Лес был густой, ели перемеживались чистыми березнячками, будто хозяйка развесила льняные полотна. Дни стояли погожими, бездождевыми, под ногами хрустел сухой мох и лукавыми черно-синими зрачками выглядывали из черничника поспевающие ягоды.
Онфима так и тянуло нагнуться, пообщипать
— Глянь-ко, — сказал ему приметливый Грикша, — сосна здесь болотная. Для срубов не пойдет. Дерев много, а места бедные!
Верст за шесть от устья Тосны, у крутой излучины Ижорянские лодки пристали к берегу. Меж могучих сосен протекал ручей, промыв лощину, достаточную для нетесного движения и конных и пеших. Почва здесь была твердая, известковая; копыта оставляли белые следы. Чем ближе к устьям Ижоры и Ижорянки, тем чаще по оврагам и на ветвях попадались сторожевые. Чуть не вплотную к шведам уже который день они передавали друг другу птичьими голосами малейшую тревогу.

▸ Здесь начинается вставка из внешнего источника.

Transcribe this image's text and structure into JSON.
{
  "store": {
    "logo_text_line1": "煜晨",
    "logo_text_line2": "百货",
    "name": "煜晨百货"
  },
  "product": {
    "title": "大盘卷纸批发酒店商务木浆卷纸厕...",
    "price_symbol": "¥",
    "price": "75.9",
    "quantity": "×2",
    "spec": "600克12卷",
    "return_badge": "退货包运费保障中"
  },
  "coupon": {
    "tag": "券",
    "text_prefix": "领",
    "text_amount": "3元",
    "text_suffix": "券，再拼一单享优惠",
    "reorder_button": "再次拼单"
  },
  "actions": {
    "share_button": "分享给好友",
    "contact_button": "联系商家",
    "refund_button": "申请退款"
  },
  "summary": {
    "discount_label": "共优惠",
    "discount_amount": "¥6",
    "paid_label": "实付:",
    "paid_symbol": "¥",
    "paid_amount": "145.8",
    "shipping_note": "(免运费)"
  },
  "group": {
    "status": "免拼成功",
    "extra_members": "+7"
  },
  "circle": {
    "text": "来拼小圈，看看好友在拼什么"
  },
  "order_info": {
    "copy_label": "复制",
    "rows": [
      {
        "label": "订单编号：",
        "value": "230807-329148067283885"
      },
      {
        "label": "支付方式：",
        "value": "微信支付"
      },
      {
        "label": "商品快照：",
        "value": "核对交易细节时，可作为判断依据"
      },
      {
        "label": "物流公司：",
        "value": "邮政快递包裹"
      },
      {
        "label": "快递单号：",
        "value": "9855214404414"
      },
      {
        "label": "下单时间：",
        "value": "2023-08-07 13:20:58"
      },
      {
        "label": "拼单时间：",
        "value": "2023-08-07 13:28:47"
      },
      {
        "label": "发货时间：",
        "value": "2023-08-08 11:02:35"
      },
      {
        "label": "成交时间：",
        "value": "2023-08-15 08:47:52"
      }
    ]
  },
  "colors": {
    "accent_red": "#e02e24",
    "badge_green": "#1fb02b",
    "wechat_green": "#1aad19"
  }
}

Рать Александра Ярославича подбиралась к шведам невидимо, неслышимо, готовясь ударить в час, подсказанный Ижорянскими соглядатаями. Лошади с копытами, обмотанными пучками трав, двигались как призраки.
Пелгусий и князь шли за передовыми, чутко замечая изменение тропы. Ее торили по правому берегу, опасаясь оступиться в заросшую осокой торфяную воду.
Последний порубежный разведчик вполголоса, а больше знаком, дал понять Пелгусию, что у шведов все спокойно. Он внезапно выглянул как леший из неглубокого овражка, сплошь в орешнике и ольхе. Поярковый колпак был тоже обмотан ореховой ветвью. Рука Онфима сама потянулась перекреститься — так диковин казался ему облик лесовика...
А вот как Онфим очутился далеко впереди витебского ополчения, чуть не рядышком с князем, он и сам не возьмет в толк. Увлекло ненасытное любопытство, ноги, которым все бы бегать без устали да скакать через кочки. Он с самого начала держался поближе к Якову-полочанину. Тому, должно быть, отец шепнул что-то на прощанье: ловчий не гнал от себя шустрого парня.
Так и получилось, что, когда Александр Ярославич опередив всех, вышел к овражку, отделявшему лесную глухомань от шведского стана, рядом с его ближними, бок о бок со стремянным Ратмиром был и Онфим.
Еще на привале, откуда ни ржанье, ни голоса не могли выдать новгородцев, был подгадан для удара ленивый послеобеденный час. Хоронясь в путанице обильно смоченных росою кустов, русская рать терпеливо наблюдала суету шведского лагеря. Кашевары черпали кожаными бадейками Ижорскую воду для котлов; по пологому берегу стремянные вели на водопой мохноногих грудастых коней под богатыми чепраками.
Онфим нащупал в холщовой суме, притороченной к поясу, маменькин сухарик, неслышно погрыз жадными зубами. «Вон они, свей. Чего ждем?» — томясь, думал он.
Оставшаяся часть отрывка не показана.